Portugal é o terceiro país da União Europeia que mais caça tubarões. Há quase 50 espécies do animal nas águas nacionais. Uma associação internacional pediu ontem em Lisboa que se proíba a pesca só para tirar barbatanas

Por alguma razão bizarra, há em Nova Iorque dez vezes mais pessoas que são mordidas por outros seres humanos do que gente que levou dentadas de tubarão em todo o mundo. Com a pior das famas, este peixe é visto como um temível predador, doido por arrancar pernas a banhistas incautos.

Nada mais errado. Não são uns santos, é certo, são animais selvagens que usam o que a natureza lhes deu - poderosas mandíbulas - para se alimentarem. Mas humanos não são, de todo, o seu pitéu favorito. "Têm de ter acordado com os pés de fora, estarem com muita fome ou serem muito chateados", diz João Correia, um biólogo marinho que se dedica a estudar tubarões e raias. (...)

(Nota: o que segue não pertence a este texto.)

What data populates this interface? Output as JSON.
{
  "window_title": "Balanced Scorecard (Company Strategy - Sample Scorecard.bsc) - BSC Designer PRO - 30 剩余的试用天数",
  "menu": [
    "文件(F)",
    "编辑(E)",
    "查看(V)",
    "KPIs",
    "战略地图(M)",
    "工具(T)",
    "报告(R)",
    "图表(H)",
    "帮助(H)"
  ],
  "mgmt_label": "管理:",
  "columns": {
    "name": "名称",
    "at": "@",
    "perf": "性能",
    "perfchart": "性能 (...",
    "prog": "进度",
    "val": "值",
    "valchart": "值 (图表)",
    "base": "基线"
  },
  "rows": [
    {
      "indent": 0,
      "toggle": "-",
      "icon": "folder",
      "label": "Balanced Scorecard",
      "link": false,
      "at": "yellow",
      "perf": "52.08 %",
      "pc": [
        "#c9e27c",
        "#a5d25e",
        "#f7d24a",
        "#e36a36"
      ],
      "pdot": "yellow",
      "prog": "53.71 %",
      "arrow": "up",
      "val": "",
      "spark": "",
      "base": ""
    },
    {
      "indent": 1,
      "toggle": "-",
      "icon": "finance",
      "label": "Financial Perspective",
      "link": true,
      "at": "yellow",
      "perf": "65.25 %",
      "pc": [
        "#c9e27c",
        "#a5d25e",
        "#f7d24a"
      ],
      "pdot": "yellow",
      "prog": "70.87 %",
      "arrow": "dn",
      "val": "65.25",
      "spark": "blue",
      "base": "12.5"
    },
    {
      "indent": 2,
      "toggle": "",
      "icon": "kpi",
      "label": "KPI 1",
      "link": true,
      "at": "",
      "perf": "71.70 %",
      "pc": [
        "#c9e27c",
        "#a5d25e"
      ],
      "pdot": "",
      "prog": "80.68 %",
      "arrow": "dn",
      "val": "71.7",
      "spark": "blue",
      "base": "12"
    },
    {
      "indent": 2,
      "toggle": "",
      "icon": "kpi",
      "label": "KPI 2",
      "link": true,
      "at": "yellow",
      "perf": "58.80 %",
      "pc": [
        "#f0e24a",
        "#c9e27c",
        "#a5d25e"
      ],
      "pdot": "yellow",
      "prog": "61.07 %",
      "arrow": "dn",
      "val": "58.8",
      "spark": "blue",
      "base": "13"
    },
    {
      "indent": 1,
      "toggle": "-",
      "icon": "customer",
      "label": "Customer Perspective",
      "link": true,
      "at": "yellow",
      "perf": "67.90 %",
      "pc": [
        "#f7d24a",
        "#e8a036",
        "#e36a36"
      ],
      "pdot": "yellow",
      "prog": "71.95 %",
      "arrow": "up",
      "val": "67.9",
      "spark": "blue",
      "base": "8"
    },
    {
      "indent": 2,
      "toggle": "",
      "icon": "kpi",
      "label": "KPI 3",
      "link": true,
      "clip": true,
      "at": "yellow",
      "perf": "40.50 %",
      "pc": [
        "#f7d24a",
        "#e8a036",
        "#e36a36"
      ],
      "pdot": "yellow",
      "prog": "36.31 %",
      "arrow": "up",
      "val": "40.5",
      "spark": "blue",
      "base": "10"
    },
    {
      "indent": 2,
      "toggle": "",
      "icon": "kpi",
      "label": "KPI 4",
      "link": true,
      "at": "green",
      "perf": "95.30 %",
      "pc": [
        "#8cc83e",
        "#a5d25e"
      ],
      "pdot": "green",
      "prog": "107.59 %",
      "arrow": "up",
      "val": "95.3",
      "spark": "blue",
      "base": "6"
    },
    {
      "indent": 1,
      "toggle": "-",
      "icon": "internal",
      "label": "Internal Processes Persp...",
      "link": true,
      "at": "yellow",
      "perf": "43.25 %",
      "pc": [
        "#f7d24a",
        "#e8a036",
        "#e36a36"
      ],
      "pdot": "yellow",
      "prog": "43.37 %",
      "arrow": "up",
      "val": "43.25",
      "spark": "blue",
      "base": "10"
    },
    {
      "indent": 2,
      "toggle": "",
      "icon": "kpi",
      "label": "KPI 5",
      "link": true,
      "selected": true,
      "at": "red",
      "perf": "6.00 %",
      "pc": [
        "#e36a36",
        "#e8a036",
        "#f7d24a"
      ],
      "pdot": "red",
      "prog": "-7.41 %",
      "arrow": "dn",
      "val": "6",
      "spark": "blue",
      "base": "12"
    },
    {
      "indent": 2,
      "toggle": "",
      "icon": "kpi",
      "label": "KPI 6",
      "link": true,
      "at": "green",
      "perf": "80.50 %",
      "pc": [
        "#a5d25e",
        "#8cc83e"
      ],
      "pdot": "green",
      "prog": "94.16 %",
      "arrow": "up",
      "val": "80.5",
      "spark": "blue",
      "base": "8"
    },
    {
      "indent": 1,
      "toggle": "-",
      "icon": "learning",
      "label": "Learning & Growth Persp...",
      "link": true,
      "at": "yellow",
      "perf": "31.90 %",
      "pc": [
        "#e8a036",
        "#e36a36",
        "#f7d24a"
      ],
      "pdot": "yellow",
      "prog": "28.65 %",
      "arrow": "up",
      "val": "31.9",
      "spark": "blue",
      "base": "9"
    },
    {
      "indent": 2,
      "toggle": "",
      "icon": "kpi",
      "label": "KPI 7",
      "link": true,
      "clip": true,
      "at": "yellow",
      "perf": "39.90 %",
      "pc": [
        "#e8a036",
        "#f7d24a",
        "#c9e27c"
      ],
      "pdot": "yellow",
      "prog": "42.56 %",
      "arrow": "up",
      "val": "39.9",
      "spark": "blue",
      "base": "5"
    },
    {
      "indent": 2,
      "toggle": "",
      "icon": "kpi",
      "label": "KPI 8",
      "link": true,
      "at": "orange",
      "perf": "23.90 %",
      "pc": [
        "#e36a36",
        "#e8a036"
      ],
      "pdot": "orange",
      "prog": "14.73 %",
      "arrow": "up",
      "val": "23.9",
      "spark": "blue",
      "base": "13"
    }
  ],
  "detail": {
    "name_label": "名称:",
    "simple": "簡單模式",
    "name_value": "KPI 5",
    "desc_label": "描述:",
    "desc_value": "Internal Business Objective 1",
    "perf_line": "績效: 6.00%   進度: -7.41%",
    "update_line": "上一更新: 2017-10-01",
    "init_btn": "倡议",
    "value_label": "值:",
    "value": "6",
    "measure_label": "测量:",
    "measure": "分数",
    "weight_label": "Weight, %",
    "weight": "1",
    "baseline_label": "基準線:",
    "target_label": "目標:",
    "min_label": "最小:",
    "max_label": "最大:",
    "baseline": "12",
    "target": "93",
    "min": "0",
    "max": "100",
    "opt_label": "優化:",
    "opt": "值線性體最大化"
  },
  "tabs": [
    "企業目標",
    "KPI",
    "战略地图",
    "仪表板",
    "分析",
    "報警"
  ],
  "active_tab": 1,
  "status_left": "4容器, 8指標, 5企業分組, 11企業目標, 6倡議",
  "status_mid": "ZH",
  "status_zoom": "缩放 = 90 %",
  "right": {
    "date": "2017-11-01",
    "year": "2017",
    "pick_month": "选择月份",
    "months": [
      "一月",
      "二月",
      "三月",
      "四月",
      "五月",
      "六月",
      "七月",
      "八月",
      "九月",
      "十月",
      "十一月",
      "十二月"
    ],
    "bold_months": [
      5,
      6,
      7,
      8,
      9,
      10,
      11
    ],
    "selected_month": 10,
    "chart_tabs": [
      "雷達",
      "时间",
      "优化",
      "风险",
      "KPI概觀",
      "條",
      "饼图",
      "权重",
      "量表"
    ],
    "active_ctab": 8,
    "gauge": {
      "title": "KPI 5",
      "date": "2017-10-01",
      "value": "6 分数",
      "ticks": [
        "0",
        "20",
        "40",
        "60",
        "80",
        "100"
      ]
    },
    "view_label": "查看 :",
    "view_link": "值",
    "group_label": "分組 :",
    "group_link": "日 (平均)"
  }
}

São 47 espécies de tubarões e três de quimeras, um primo dos primeiros e que é "uma mistura entre coelho, rato, peixe e sapato velho", descreve João Correia. Até o mediático tubarão-branco por cá passeia de vez em quando. Alguns estão criticamente em perigo - como é o caso do tubarão-anjo. (...) Também a tremelga, o carocho ou a tintureira começam a ficar ameaçados. Os douradinhos.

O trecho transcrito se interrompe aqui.